Scottish banks are required to hold sufficient assets with the Bank of England to support the issue of their notes, using a combination of Bank of England notes, UK coin and funds in an interest-bearing account at the Bank of England. The Bank of England banknotes held as backing assets may include £1 million notes (Giants) and £100m notes (Titans), which are held at the Bank and may be used should a Note Exchange Programme (NEP) be implemented. There are two main circumstances for initiating this: bank insolvency and a bank voluntarily deciding to withdraw its notes.
Before independence became a serious issue, it was assumed that the main reason for an NEP would be bank insolvency. A failed Scottish bank would no longer be allowed to issue notes and the Bank of England would make arrangements for existing notes to be exchanged and permanently removed from circulation.

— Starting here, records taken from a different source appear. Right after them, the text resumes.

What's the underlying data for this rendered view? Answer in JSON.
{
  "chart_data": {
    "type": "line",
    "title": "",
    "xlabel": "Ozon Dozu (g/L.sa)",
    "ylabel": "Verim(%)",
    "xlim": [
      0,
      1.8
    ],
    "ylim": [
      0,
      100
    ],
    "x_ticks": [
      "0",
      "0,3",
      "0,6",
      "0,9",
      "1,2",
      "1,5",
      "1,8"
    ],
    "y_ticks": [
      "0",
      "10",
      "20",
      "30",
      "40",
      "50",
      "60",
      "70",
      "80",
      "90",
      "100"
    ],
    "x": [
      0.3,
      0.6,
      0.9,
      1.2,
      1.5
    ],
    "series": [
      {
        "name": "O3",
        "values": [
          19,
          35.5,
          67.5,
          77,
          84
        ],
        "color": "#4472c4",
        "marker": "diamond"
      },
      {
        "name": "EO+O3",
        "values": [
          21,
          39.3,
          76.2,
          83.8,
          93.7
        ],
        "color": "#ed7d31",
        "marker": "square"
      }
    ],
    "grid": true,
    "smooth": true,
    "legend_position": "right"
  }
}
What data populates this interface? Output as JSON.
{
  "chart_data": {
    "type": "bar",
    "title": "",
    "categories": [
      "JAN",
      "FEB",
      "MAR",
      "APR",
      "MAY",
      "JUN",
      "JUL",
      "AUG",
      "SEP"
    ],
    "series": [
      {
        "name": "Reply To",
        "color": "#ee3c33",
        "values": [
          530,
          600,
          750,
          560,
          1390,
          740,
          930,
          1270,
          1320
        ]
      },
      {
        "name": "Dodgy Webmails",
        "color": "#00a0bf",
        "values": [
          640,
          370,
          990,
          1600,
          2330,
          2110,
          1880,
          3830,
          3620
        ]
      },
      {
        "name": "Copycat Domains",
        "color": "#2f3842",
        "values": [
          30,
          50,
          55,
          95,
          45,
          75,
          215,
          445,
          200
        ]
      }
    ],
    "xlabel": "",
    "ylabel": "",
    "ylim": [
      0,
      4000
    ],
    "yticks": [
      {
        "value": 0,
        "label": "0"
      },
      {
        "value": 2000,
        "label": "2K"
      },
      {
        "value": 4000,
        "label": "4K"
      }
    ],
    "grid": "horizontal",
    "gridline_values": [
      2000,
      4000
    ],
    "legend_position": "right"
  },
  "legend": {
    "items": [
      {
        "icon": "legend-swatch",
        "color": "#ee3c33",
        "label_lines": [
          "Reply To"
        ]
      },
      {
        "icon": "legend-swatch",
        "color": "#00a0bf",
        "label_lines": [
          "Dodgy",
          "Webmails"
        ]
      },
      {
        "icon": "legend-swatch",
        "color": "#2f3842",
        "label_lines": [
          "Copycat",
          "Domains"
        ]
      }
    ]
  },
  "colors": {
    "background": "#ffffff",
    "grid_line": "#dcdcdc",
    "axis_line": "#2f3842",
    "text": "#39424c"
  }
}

Another reason for an NEP could be if a Scottish bank decides to stop issuing its own banknotes under what is referred to as voluntary cessation. In this case, a bank would give a minimum of two months' notice of the cessation and of the arrangement in place to enable banknote holders to exchange their notes. The Bank of England would facilitate the arrangements.
After a Yes vote in the referendum, one thing is certain: the banks will act to protect their interests. It is highly likely that the banks authorised to issue Scottish banknotes would apply for voluntary cessation before the setting up of an independent state.
It would also be wise for them to do this together. Faced with uncertainty about the future currency of Scotland and the outcome of negotiations between Edinburgh and London, the Bank of Scotland, the Royal Bank of Scotland and the (Australian-owned) Clydesdale Bank would be likely to apply for voluntary cessation to protect their assets. These banks and the Bank of England would facilitate an NEP, which would have the effect of maintaining a sterling zone throughout the British Isles.
Bank deposits, which make up 97% of the amount of money in circulation and are mainly managed electronically as sterling, are not likely to be affected. The anomaly of financial transactions based on informal agreements rather than legal tender would come to an end.
Under the current agreement, the Bank of England could not refuse to return the assets they hold belonging to the Scottish banks and, if these banks acted in concert, the only valid currency in Scotland would be sterling in Bank of England notes.
The private banking system would continue to operate with sterling, Scottish workers would be paid in sterling and taxes would be gathered in sterling. Because of the interests of the private banking system, sterling would be the Scottish currency by default, despite what the politicians say. The implications for Scottish governance are another issue.